I appreciate that single life was presented as a gift, not a ‘disease’. So often people act as if being single is the worst possible thing; I beg to differ. Even though I do want to eventually be married and have a family, I have come to terms with singleness. I believe that I have learned so much about myself that I may not have were I to still be married. I appreciate that OC finds it important to let marrieds know the needs of singles. It was great to break off into groups and have the singles discuss what they wish married people knew and then have the married people discuss the advantages of having a single person on the team.
I appreciate that OC views us as a person with a life and acknowledges that we don’t necessarily have more time than someone whom is married. I really appreciate Diane pointing out that we as singles need a listening ear at times. Married people usually have their spouses to talk through things with; it’s important to get another perspective at times. Opposite of family life, I think it’s important for families to remember to include a single person at times.
I agree that as a single, often my greatest enemy is self-pity; that and loneliness. It is my responsibility to make my needs known and not just expect others to know and meet them. It is also important for me to remember that not all of my needs will be met. I really think that this is true of all people, not just singles. Even in marriage we have to make our needs known and realize that our spouse cannot meet all of our needs.
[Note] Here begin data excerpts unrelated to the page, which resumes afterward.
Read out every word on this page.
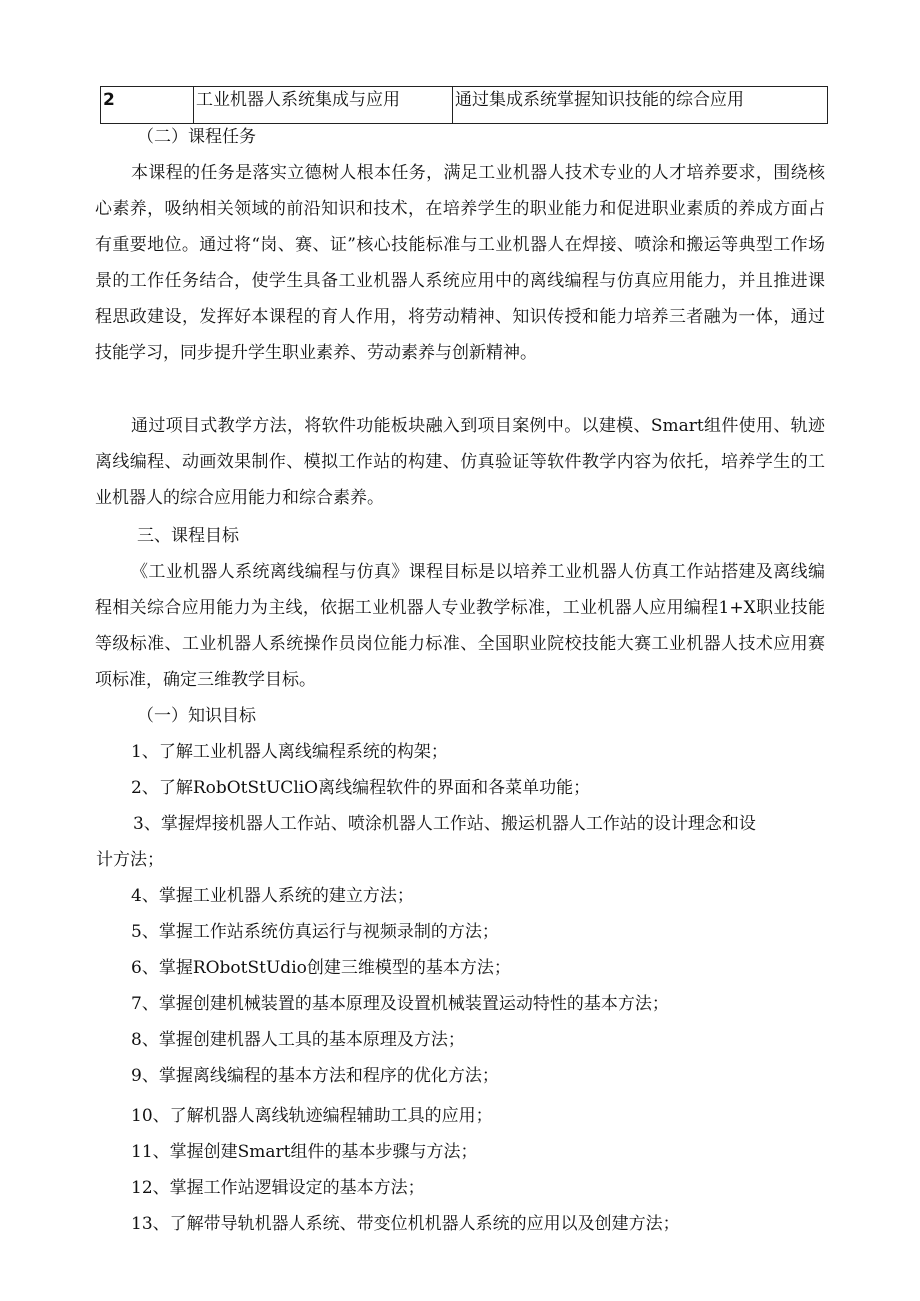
2	工业机器人系统集成与应用	通过集成系统掌握知识技能的综合应用
（二）课程任务
本课程的任务是落实立德树人根本任务，满足工业机器人技术专业的人才培养要求，围绕核心素养，吸纳相关领域的前沿知识和技术，在培养学生的职业能力和促进职业素质的养成方面占有重要地位。通过将“岗、赛、证”核心技能标准与工业机器人在焊接、喷涂和搬运等典型工作场景的工作任务结合，使学生具备工业机器人系统应用中的离线编程与仿真应用能力，并且推进课程思政建设，发挥好本课程的育人作用，将劳动精神、知识传授和能力培养三者融为一体，通过技能学习，同步提升学生职业素养、劳动素养与创新精神。
通过项目式教学方法，将软件功能板块融入到项目案例中。以建模、Smart组件使用、轨迹离线编程、动画效果制作、模拟工作站的构建、仿真验证等软件教学内容为依托，培养学生的工业机器人的综合应用能力和综合素养。
三、课程目标
《工业机器人系统离线编程与仿真》课程目标是以培养工业机器人仿真工作站搭建及离线编程相关综合应用能力为主线，依据工业机器人专业教学标准，工业机器人应用编程1+X职业技能等级标准、工业机器人系统操作员岗位能力标准、全国职业院校技能大赛工业机器人技术应用赛项标准，确定三维教学目标。
（一）知识目标
1、了解工业机器人离线编程系统的构架；
2、了解RobOtStUCliO离线编程软件的界面和各菜单功能；
3、掌握焊接机器人工作站、喷涂机器人工作站、搬运机器人工作站的设计理念和设
计方法；
4、掌握工业机器人系统的建立方法；
5、掌握工作站系统仿真运行与视频录制的方法；
6、掌握RObotStUdio创建三维模型的基本方法；
7、掌握创建机械装置的基本原理及设置机械装置运动特性的基本方法；
8、掌握创建机器人工具的基本原理及方法；
9、掌握离线编程的基本方法和程序的优化方法；
10、了解机器人离线轨迹编程辅助工具的应用；
11、掌握创建Smart组件的基本步骤与方法；
12、掌握工作站逻辑设定的基本方法；
13、了解带导轨机器人系统、带变位机机器人系统的应用以及创建方法；
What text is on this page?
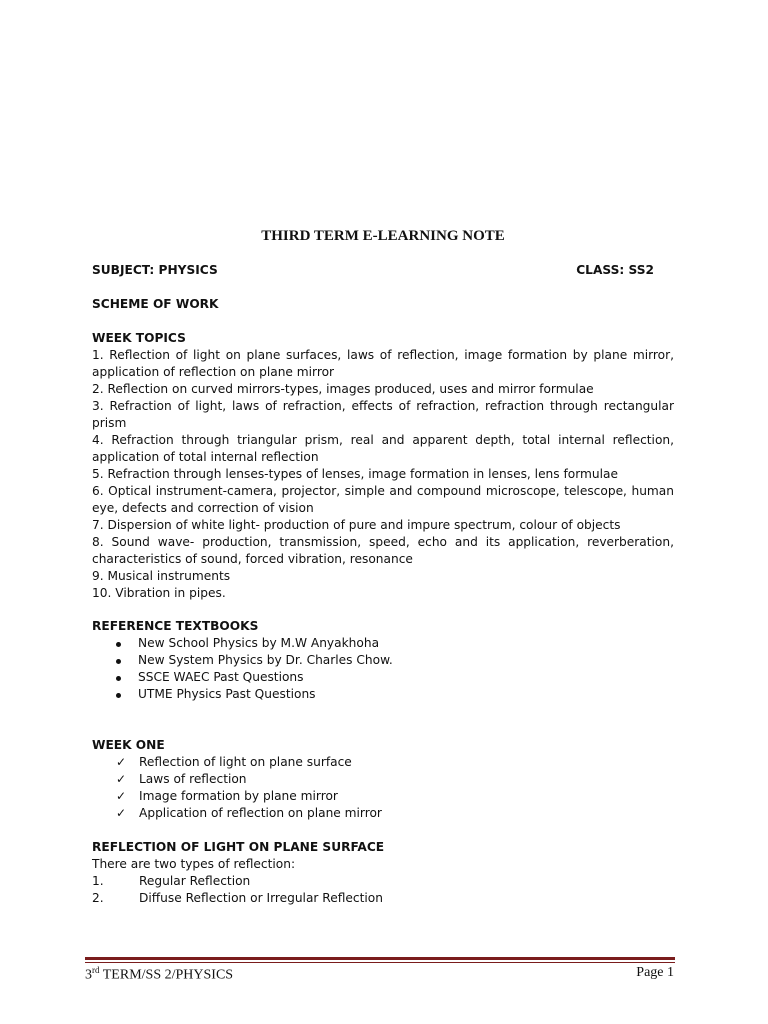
THIRD TERM E-LEARNING NOTE
SUBJECT: PHYSICS	CLASS: SS2
SCHEME OF WORK
WEEK TOPICS
1. Reflection of light on plane surfaces, laws of reflection, image formation by plane mirror, application of reflection on plane mirror
2. Reflection on curved mirrors-types, images produced, uses and mirror formulae
3. Refraction of light, laws of refraction, effects of refraction, refraction through rectangular prism
4. Refraction through triangular prism, real and apparent depth, total internal reflection, application of total internal reflection
5. Refraction through lenses-types of lenses, image formation in lenses, lens formulae
6. Optical instrument-camera, projector, simple and compound microscope, telescope, human eye, defects and correction of vision
7. Dispersion of white light- production of pure and impure spectrum, colour of objects
8. Sound wave- production, transmission, speed, echo and its application, reverberation, characteristics of sound, forced vibration, resonance
9. Musical instruments
10. Vibration in pipes.
REFERENCE TEXTBOOKS
New School Physics by M.W Anyakhoha
New System Physics by Dr. Charles Chow.
SSCE WAEC Past Questions
UTME Physics Past Questions
WEEK ONE
✓ Reflection of light on plane surface
✓ Laws of reflection
✓ Image formation by plane mirror
✓ Application of reflection on plane mirror
REFLECTION OF LIGHT ON PLANE SURFACE
There are two types of reflection:
1.	Regular Reflection
2.	Diffuse Reflection or Irregular Reflection
3rd TERM/SS 2/PHYSICS	Page 1
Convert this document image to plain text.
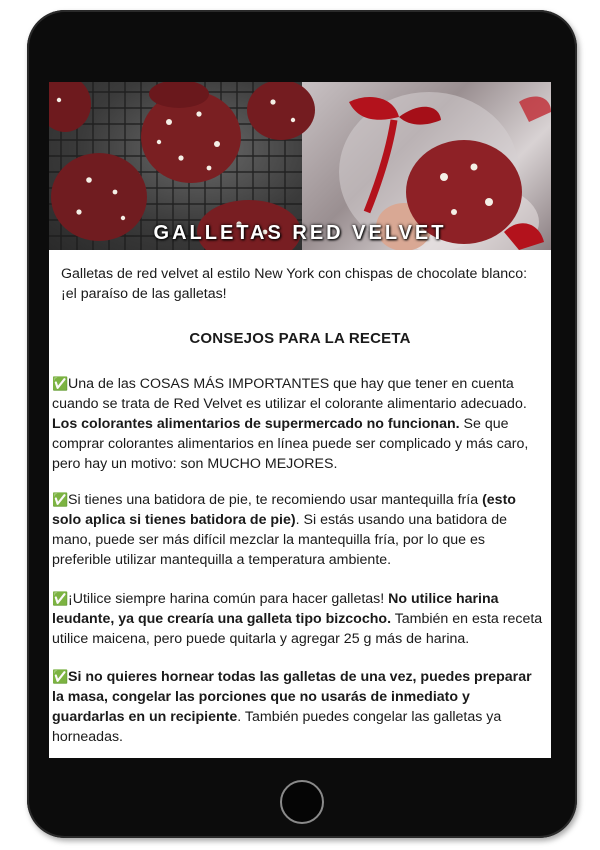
GALLETAS RED VELVET

Galletas de red velvet al estilo New York con chispas de chocolate blanco: ¡el paraíso de las galletas!

CONSEJOS PARA LA RECETA

✅Una de las COSAS MÁS IMPORTANTES que hay que tener en cuenta cuando se trata de Red Velvet es utilizar el colorante alimentario adecuado. Los colorantes alimentarios de supermercado no funcionan. Se que comprar colorantes alimentarios en línea puede ser complicado y más caro, pero hay un motivo: son MUCHO MEJORES.

✅Si tienes una batidora de pie, te recomiendo usar mantequilla fría (esto solo aplica si tienes batidora de pie). Si estás usando una batidora de mano, puede ser más difícil mezclar la mantequilla fría, por lo que es preferible utilizar mantequilla a temperatura ambiente.

✅¡Utilice siempre harina común para hacer galletas! No utilice harina leudante, ya que crearía una galleta tipo bizcocho. También en esta receta utilice maicena, pero puede quitarla y agregar 25 g más de harina.

✅Si no quieres hornear todas las galletas de una vez, puedes preparar la masa, congelar las porciones que no usarás de inmediato y guardarlas en un recipiente. También puedes congelar las galletas ya horneadas.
The most important thing for me to have heard was that I need to allow couples to do the things for me that I am wanting and asking them to do, without feeling bad or like a mooch. I can often be too independent and don’t always like others to do things for me, yet I can get frustrated that I am having to do so much on my own; a bit of an oxymoron. I already have to put this into practice as I am hunting for a job and need assistance from others. I have a feeling this will be an ongoing process as a missionary; I will have to get used to having to ask for support from others and allowing them to support me. It is a good, humbling experience.